Look, I admit it: the silly GOP talking point about the Senate not passing budget resolutions bothers me more than, perhaps, it should. Oh, it’s a stupid talking point, alright, no question about that (and massively hypocritical; failures to pass Budget Resolutions started under GOP control of Congress). It conflates budgeting, which is an important business, with passage of Budget Resolutions, which may or may not be particularly important.
Anyway, I guess the reason that it gets so much attention is that top Republicans, including Paul Ryan, keep using it as if it means something. For example, in a column (with Buck McKeon) today about military spending, Ryan starts with a partisan but not crazy description of the debt limit fight:
When House Republicans made clear that any increase in the debt limit must be accompanied by an even greater amount of spending reduction, the President insisted that he would not accept a debt-limit deal that did not include large tax increases on American families and businesses.
I mean, I could quibble with some of that, but yes, Barack Obama wanted higher taxes than the Republicans. But then he says:
All of this work was made more difficult by the Senate’s failure to pass any budgets at all in 2010 or 2011.

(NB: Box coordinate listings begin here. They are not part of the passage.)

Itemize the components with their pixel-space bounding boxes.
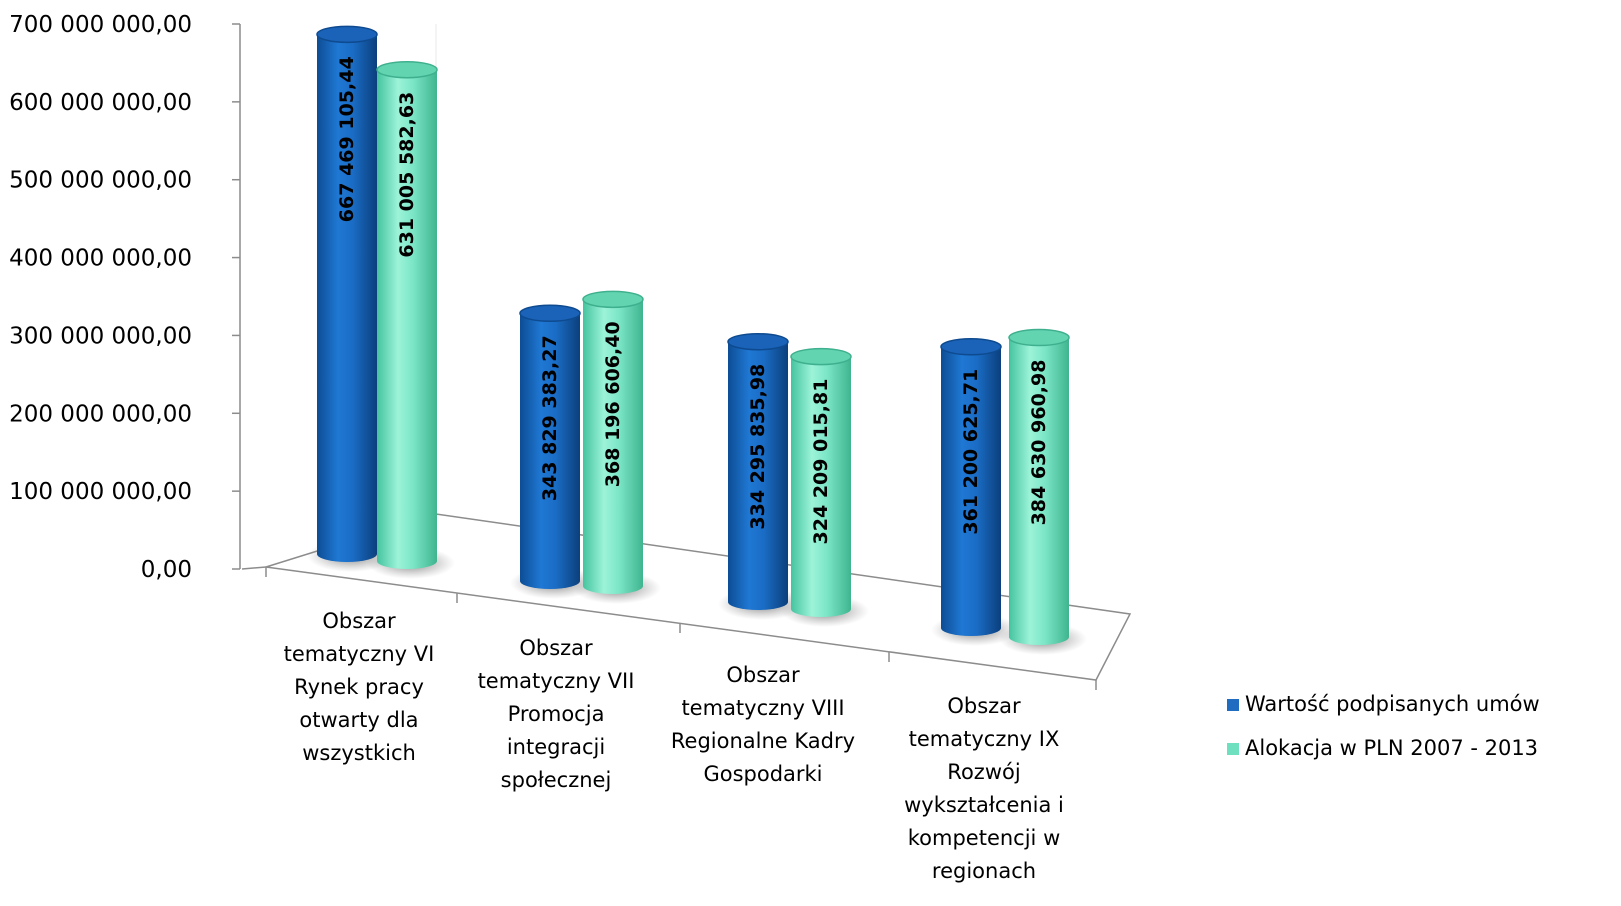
axes: 0,00 100 000 000,00 200 000 000,00 300 000 …	[9, 12, 241, 583]
bar-wartosc	[317, 34, 377, 562]
bar-top-cap	[1008, 328, 1070, 347]
y-tick-label: 100 000 000,00	[9, 479, 192, 505]
category-labels: Obszar tematyczny VI Rynek pracy otwarty dl…	[284, 609, 1064, 883]
bar-top-cap	[316, 25, 378, 44]
data-label: 343 829 383,27	[539, 335, 561, 501]
bar-top-cap	[790, 347, 852, 366]
data-label: 384 630 960,98	[1028, 360, 1050, 526]
category-label: Obszar tematyczny IX Rozwój wykształcenia i…	[904, 694, 1064, 883]
bars	[307, 25, 1087, 655]
y-tick-label: 600 000 000,00	[9, 90, 192, 116]
bar-wartosc	[728, 341, 788, 610]
bar-wartosc	[520, 313, 580, 589]
bar-alokacja	[377, 69, 437, 570]
legend-swatch	[1227, 699, 1239, 711]
bar-top-cap	[940, 338, 1002, 356]
data-label: 631 005 582,63	[396, 92, 418, 258]
data-labels: 667 469 105,44 343 829 383,27 334 295 835,…	[336, 56, 1050, 544]
data-label: 667 469 105,44	[336, 56, 358, 222]
data-label: 361 200 625,71	[960, 369, 982, 535]
data-label: 368 196 606,40	[602, 321, 624, 487]
bar-alokacja	[583, 299, 643, 594]
bar-top-cap	[582, 290, 644, 309]
y-tick-label: 0,00	[141, 557, 192, 583]
bar-top-cap	[376, 60, 438, 79]
floor-edge	[241, 566, 267, 570]
category-label: Obszar tematyczny VIII Regionalne Kadry Gos…	[671, 663, 855, 786]
category-label: Obszar tematyczny VII Promocja integracji sp…	[478, 636, 635, 792]
data-label: 334 295 835,98	[747, 364, 769, 530]
data-label: 324 209 015,81	[810, 379, 832, 545]
legend-label: Alokacja w PLN 2007 - 2013	[1245, 736, 1538, 760]
bar-alokacja	[791, 356, 851, 617]
y-tick-label: 500 000 000,00	[9, 168, 192, 194]
bar-wartosc	[941, 346, 1001, 636]
y-tick-label: 400 000 000,00	[9, 246, 192, 272]
category-label: Obszar tematyczny VI Rynek pracy otwarty dl…	[284, 609, 435, 765]
legend: Wartość podpisanych umów Alokacja w PLN 2…	[1227, 692, 1540, 760]
bar-top-cap	[727, 332, 789, 351]
bar-top-cap	[519, 304, 581, 323]
legend-swatch	[1227, 743, 1239, 755]
y-tick-label: 700 000 000,00	[9, 12, 192, 38]
legend-label: Wartość podpisanych umów	[1245, 692, 1540, 716]
bar-alokacja	[1009, 337, 1069, 645]
y-tick-label: 200 000 000,00	[9, 401, 192, 427]
y-tick-label: 300 000 000,00	[9, 323, 192, 349]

Really? Exactly how were the debt limit negotiations made more difficult by the Senate’s failure to pass FY 2011 and FY 2012 Budget Resolutions? Did Democrats not know their own position? Of course not; Barack Obama had submitted a budget (well, actually, an original and a supplemental budget) that served as the first-cut Democratic position. Did Republicans not know the Democrats’ position? Of course not. They, too, had Obama’s budget. Were Democrats not prepared for the details involved in complex budget negotiations? To the contrary; the president’s budget was far more detailed than either of Ryan’s House-passed budgets have been.

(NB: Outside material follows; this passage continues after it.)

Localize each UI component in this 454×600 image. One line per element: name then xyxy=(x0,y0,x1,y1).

Of course, Ryan here is just indulging in a little partisan cheap shot here. Which is, certainly, what you expect of partisan hacks, although not so much of those who are trying to get treated as “Serious” legislators. But I continue to be baffled by the whole thing — it just doesn’t strike me as a particularly effective talking point, although perhaps it focus groups that way — leading me to suspect that it’s Paul Ryan himself who actually, and foolishly, cares about it.